Is it possible to find out more information on this question, specifically what load the questioner was using and what was the temperature? This past week, I was doing some informal shooting with a friend of mine when my 682 trigger didn’t reset a couple of times. It was quite cold (in Canada) and we were shooting the new Winchester Low-Noise Low Recoil. I have fired this load before in the summer without problem. (Incidentally, this ammo works as advertised. What they don’t tell you is how dense the patterns are!)
The previous week another 682 shooter found his second barrel didn’t fire a couple of times during a Boxing Day (that’s the day after Christmas for those who don’t know) sporting competition. He was shooting a very light one ounce load. When he switched to a heavier cartridge the problem cleared up.
Is it possible that the colder weather changes the amount of recoil needed to work the Beretta trigger?
It is absolutely possible that cold weather and a very light shell can combine to cause an inertia trigger not to set. Add in a little grime and dirt in the action from standard usage and it is probable.
I live in Florida now, and never have to deal with winter gun problems. Northern shooters have to deal with gun problems that Southerners never even dream of. Everyone knows that light loads can be marginal in autos on cold days, but they never think that there can be the same problem with inertial trigger O/Us.

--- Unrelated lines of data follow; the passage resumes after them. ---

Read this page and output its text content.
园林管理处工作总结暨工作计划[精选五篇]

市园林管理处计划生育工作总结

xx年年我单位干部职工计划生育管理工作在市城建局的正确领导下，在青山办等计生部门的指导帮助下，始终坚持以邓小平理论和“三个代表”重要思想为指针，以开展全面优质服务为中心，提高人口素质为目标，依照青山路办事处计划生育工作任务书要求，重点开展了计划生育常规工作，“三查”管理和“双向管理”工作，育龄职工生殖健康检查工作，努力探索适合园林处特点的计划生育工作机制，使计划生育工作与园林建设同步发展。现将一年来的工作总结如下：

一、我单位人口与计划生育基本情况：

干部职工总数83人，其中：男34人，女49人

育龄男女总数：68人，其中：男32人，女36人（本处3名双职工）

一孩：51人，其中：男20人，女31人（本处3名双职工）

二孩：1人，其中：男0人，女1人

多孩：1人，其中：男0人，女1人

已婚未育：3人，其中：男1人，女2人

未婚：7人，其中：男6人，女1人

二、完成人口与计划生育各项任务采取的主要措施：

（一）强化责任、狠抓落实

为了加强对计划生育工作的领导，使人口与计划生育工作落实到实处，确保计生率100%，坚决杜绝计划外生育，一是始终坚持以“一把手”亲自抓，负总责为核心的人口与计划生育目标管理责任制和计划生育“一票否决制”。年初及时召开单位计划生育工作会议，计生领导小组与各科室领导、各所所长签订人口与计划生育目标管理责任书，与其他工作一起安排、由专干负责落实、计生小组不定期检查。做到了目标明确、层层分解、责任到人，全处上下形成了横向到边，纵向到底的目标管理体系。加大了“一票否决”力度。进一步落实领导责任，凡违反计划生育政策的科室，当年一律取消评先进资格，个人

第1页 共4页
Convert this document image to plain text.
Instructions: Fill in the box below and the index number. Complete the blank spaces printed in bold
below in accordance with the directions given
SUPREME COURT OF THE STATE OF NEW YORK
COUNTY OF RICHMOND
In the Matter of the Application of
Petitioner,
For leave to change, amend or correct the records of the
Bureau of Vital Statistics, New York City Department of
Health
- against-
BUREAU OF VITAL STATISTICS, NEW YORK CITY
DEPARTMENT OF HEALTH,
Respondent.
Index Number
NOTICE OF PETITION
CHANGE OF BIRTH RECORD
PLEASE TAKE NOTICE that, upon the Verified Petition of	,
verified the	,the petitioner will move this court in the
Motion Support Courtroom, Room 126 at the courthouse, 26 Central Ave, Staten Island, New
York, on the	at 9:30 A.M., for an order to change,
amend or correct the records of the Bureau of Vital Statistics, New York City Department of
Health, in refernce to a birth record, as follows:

Now you know.
You can alter the weight of the inertia block, but I advise against it as that might incur doubling under summer conditions. The easiest solution is to clean the action carefully and VERY lightly lube with an appropriately light oil. If that doesn’t solve it, shoot hotter shells when it is cold. I normally switch from 2-3/4 dram to 3 dram loads when winter comes.
Those Winchester Low Noise/Low Recoil shells were developed in England where noise at clay ranges can be a real problem. They are easily the lightest kicking shell that I have ever used, but a price has to be paid for everything. You may want to go up a bit in power (and recoil) during winter.

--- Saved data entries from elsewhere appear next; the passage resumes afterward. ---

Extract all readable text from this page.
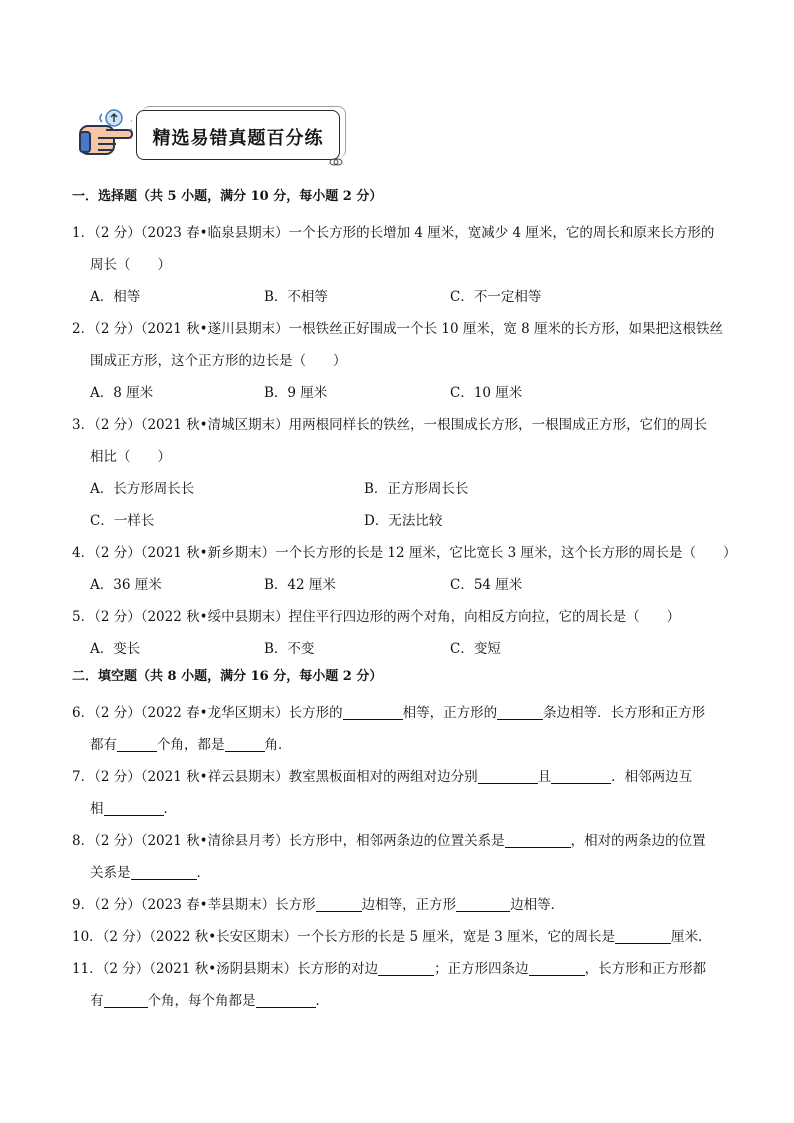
精选易错真题百分练
·
·
·
一．选择题（共 5 小题，满分 10 分，每小题 2 分）
1．（2 分）（2023 春•临泉县期末）一个长方形的长增加 4 厘米，宽减少 4 厘米，它的周长和原来长方形的
周长（　　）
A．相等	B．不相等	C．不一定相等
2．（2 分）（2021 秋•遂川县期末）一根铁丝正好围成一个长 10 厘米，宽 8 厘米的长方形，如果把这根铁丝
围成正方形，这个正方形的边长是（　　）
A．8 厘米	B．9 厘米	C．10 厘米
3．（2 分）（2021 秋•清城区期末）用两根同样长的铁丝，一根围成长方形，一根围成正方形，它们的周长
相比（　　）
A．长方形周长长	B．正方形周长长
C．一样长	D．无法比较
4．（2 分）（2021 秋•新乡期末）一个长方形的长是 12 厘米，它比宽长 3 厘米，这个长方形的周长是（　　）
A．36 厘米	B．42 厘米	C．54 厘米
5．（2 分）（2022 秋•绥中县期末）捏住平行四边形的两个对角，向相反方向拉，它的周长是（　　）
A．变长	B．不变	C．变短
二．填空题（共 8 小题，满分 16 分，每小题 2 分）
6．（2 分）（2022 春•龙华区期末）长方形的	相等，正方形的	条边相等．长方形和正方形
都有	个角，都是	角．
7．（2 分）（2021 秋•祥云县期末）教室黑板面相对的两组对边分别	且	．相邻两边互
相	．
8．（2 分）（2021 秋•清徐县月考）长方形中，相邻两条边的位置关系是	，相对的两条边的位置
关系是	．
9．（2 分）（2023 春•莘县期末）长方形	边相等，正方形	边相等．
10．（2 分）（2022 秋•长安区期末）一个长方形的长是 5 厘米，宽是 3 厘米，它的周长是	厘米．
11．（2 分）（2021 秋•汤阴县期末）长方形的对边	；正方形四条边	，长方形和正方形都
有	个角，每个角都是	．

All this is not to say that your triggers might not need some retuning. Triggers do wear over time and often require a bit of adjustment. However, due to the light nature of the shell and the cold temperature, I suspect the triggers are OK and the shell isn’t.
I recommend the following Technoidal cure: During the month of February I suggest that you take your gun to Florida and conduct operational tests. Take the gun with you onto a sunny beach so that it can properly warm up. You may choose to rest on a beach blanket along side it while it is absorbing the beneficial rays. This will conserve your strength for the testing procedures to follow. You will find that a cool beer or two will make this waiting period less tedious. If you test it after this preparation, I am sure that it will function properly. If not, repeat the procedure as often as necessary.